# Reheat a Transfer



## bret2973 (Dec 27, 2011)

I was informed that a customer told me that she had some shirts that after she washed them that the transfer started to peel off. My question is if I get her shirts back that have not been washed can I reheat the transfers again to make sure that the transfer will not peel off she oreder alot of shirts so I am trying to make sure that the other shirts will be ok

Thanks


----------



## jgabby (Mar 29, 2007)

Yes you can. 
Repress, and make your own washtest after. 
Ask her what was a washing procedure as well


----------



## bret2973 (Dec 27, 2011)

What is a good method to cover the transfer to reheat it with a high temp and pressure


----------



## binki (Jul 16, 2006)

Reheat at same temp and for a few seconds. Cover with Teflon or a silicon bakers sheet


----------



## SpecMat (Mar 15, 2011)

Sometimes this happens when there's a coating on the fabric- when the shirt gets washed whatever was on top will try and come off too.

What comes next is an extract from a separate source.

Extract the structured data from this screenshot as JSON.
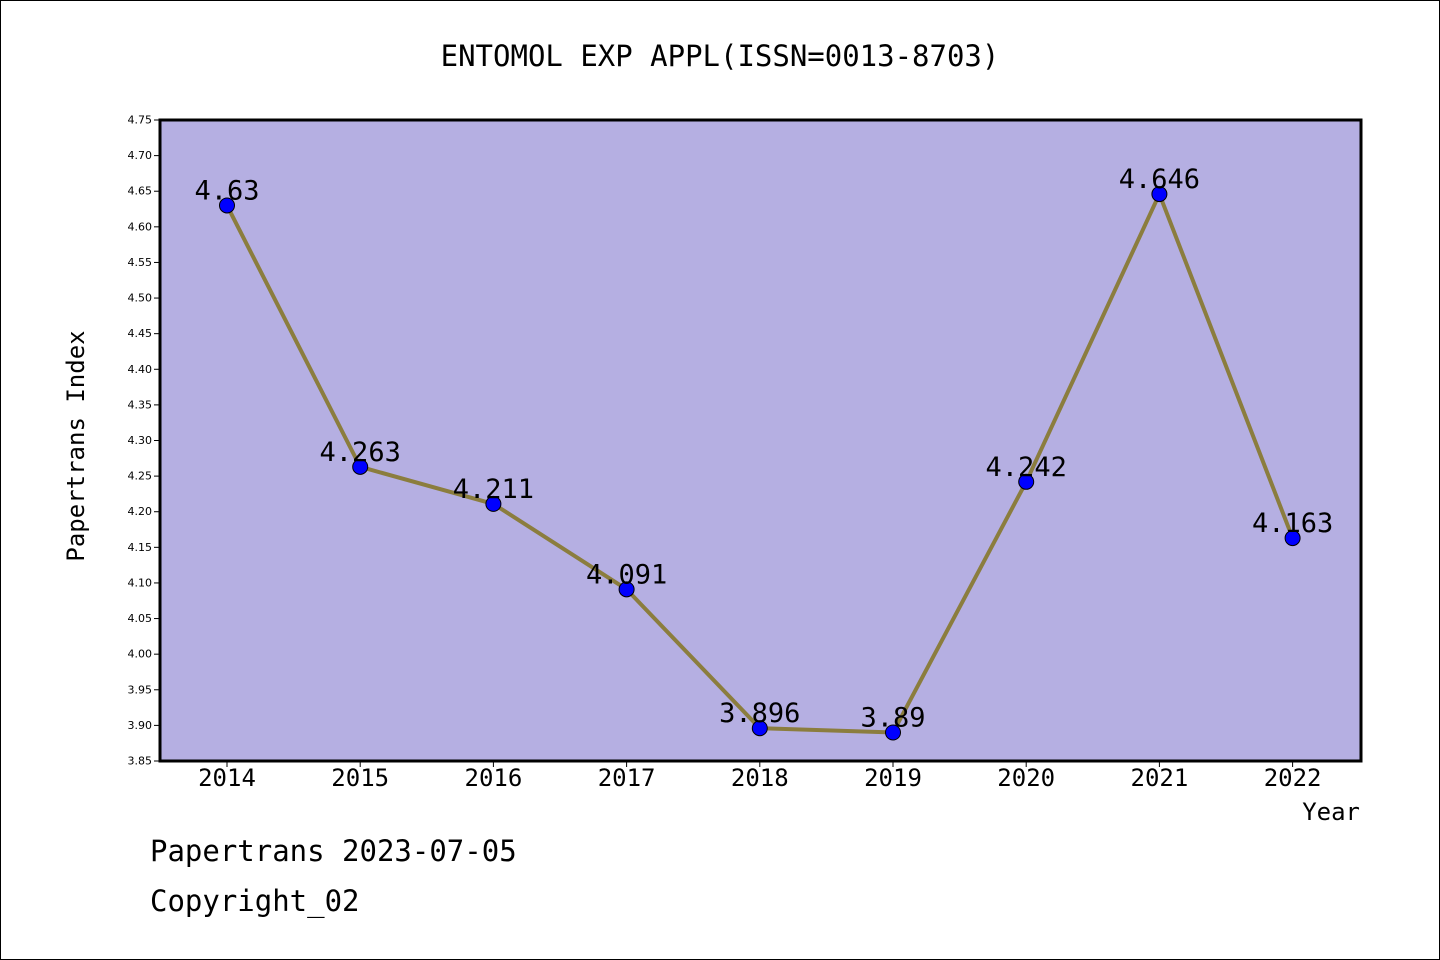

The best thing to do is make sure all the coating is removed and then repress them. Once you do that, the transfer is there to stay for life.


----------



## Lnfortun (Feb 18, 2006)

It is always good practice to press the shirt covered with parchment paper after peeling the transfer for durability. Don't use teflon. It will pick ink/toner/polymer that will transfer on next shirt and ruin it.

Next time set the pressure to heavy. Press the shirt after peel as described above.


----------



## royster13 (Aug 14, 2007)

I do not agree with re-pressing a transfer....IMO when you re-press a transfers it over cures it and cause its to fail prematurely.....My experience is that re-pressed transfers crack way earlier than they should....


----------